Hoeffner does not sound that much like Fred Hersch who is the pianist most suitable for Winstone since the days of Azimuth. But he is closer to John Taylor’s approach than Hersch is somehow. And yet the main focus irrespective of the sensitivity of accompaniment is voice delicately framed.
Seascape was recorded in Canada in the city of St. John’s, Newfoundland the closest major port to the wreck of the Titanic.
Beauty’s only an illusion, here your truth is an intrusion – Norma Winstone
Winstone says: “I met Mike Murley and Jim Vivian when Kenny Wheeler, John Taylor and I recorded with The Maritime Jazz Orchestra many years ago.”
She adds referring to La Barbera that she had met him ”some years ago in Canada and subsequently recorded with for my album Well Kept Secret with Jimmy Rowles.”
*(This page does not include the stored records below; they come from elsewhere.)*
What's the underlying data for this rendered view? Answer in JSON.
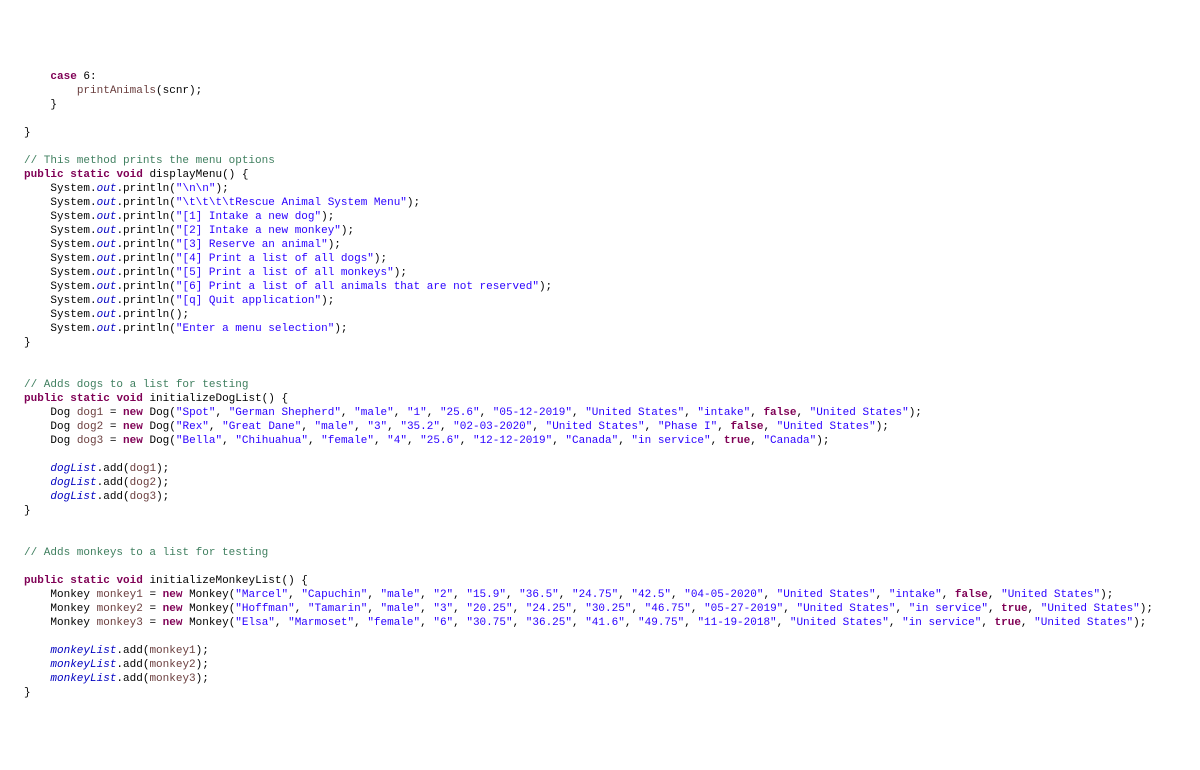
{
  "lines": {
    "l0a": "case",
    "l0b": "6",
    "l0c": ":",
    "l1a": "printAnimals(scnr);",
    "l2a": "}",
    "l4a": "}",
    "cmMenu": "// This method prints the menu options",
    "kwPublic": "public",
    "kwStatic": "static",
    "kwVoid": "void",
    "kwNew": "new",
    "kwFalse": "false",
    "kwTrue": "true",
    "mDisplayMenu": "displayMenu",
    "mInitDog": "initializeDogList",
    "mInitMonkey": "initializeMonkeyList",
    "sys": "System",
    "out": "out",
    "println": "println",
    "s_nn": "\"\\n\\n\"",
    "s_title": "\"\\t\\t\\t\\tRescue Animal System Menu\"",
    "s_1": "\"[1] Intake a new dog\"",
    "s_2": "\"[2] Intake a new monkey\"",
    "s_3": "\"[3] Reserve an animal\"",
    "s_4": "\"[4] Print a list of all dogs\"",
    "s_5": "\"[5] Print a list of all monkeys\"",
    "s_6": "\"[6] Print a list of all animals that are not reserved\"",
    "s_q": "\"[q] Quit application\"",
    "s_enter": "\"Enter a menu selection\"",
    "cmDogs": "// Adds dogs to a list for testing",
    "cmMonkeys": "// Adds monkeys to a list for testing",
    "tDog": "Dog",
    "tMonkey": "Monkey",
    "vDog1": "dog1",
    "vDog2": "dog2",
    "vDog3": "dog3",
    "vMon1": "monkey1",
    "vMon2": "monkey2",
    "vMon3": "monkey3",
    "fDogList": "dogList",
    "fMonkeyList": "monkeyList",
    "mAdd": "add",
    "d1": [
      "\"Spot\"",
      "\"German Shepherd\"",
      "\"male\"",
      "\"1\"",
      "\"25.6\"",
      "\"05-12-2019\"",
      "\"United States\"",
      "\"intake\"",
      "\"United States\""
    ],
    "d2": [
      "\"Rex\"",
      "\"Great Dane\"",
      "\"male\"",
      "\"3\"",
      "\"35.2\"",
      "\"02-03-2020\"",
      "\"United States\"",
      "\"Phase I\"",
      "\"United States\""
    ],
    "d3": [
      "\"Bella\"",
      "\"Chihuahua\"",
      "\"female\"",
      "\"4\"",
      "\"25.6\"",
      "\"12-12-2019\"",
      "\"Canada\"",
      "\"in service\"",
      "\"Canada\""
    ],
    "m1": [
      "\"Marcel\"",
      "\"Capuchin\"",
      "\"male\"",
      "\"2\"",
      "\"15.9\"",
      "\"36.5\"",
      "\"24.75\"",
      "\"42.5\"",
      "\"04-05-2020\"",
      "\"United States\"",
      "\"intake\"",
      "\"United States\""
    ],
    "m2": [
      "\"Hoffman\"",
      "\"Tamarin\"",
      "\"male\"",
      "\"3\"",
      "\"20.25\"",
      "\"24.25\"",
      "\"30.25\"",
      "\"46.75\"",
      "\"05-27-2019\"",
      "\"United States\"",
      "\"in service\"",
      "\"United States\""
    ],
    "m3": [
      "\"Elsa\"",
      "\"Marmoset\"",
      "\"female\"",
      "\"6\"",
      "\"30.75\"",
      "\"36.25\"",
      "\"41.6\"",
      "\"49.75\"",
      "\"11-19-2018\"",
      "\"United States\"",
      "\"in service\"",
      "\"United States\""
    ]
  }
}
Winstone’s greatest work as a lyricist is contained on that album with her setting of Rowles’ ‘The Peacocks’ that has since become a much covered standard among singers known as ‘A Timeless Place.’
Album mood
A word on Hoefner who contributes a good deal to the mood of the album. Brought up in Bavaria, he studied at the University of Arts in Berlin, won a Fulbright Scholarship to study at the Manhattan School of Music and now lives in St. John’s teaching at Memorial University.
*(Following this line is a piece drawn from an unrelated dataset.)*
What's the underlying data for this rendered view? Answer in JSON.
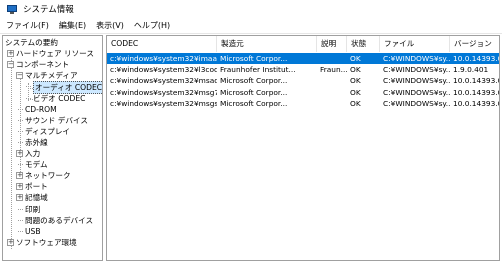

His albums include 2022’s Desert Bloom.
Other tracks here in addition to the pieces already referred to are ‘Distant Star,’ ‘Where Do We Go From Here,’ ‘Turn Again,’ ‘Always By Your Side,’ ‘Trying to Recall,’ ‘Running Through My Head’ and ‘This Is New.’
Highlights of Seascape include Winstone’s vocal and setting of a Maria Schneider piece found on ‘Distant Star’ and the sax playing from Murley on Taylor piece ‘Where Do We Go From Here?’ a piece that was on the CAM Jazz album of the same name featuring Wheeler recorded 21 years ago.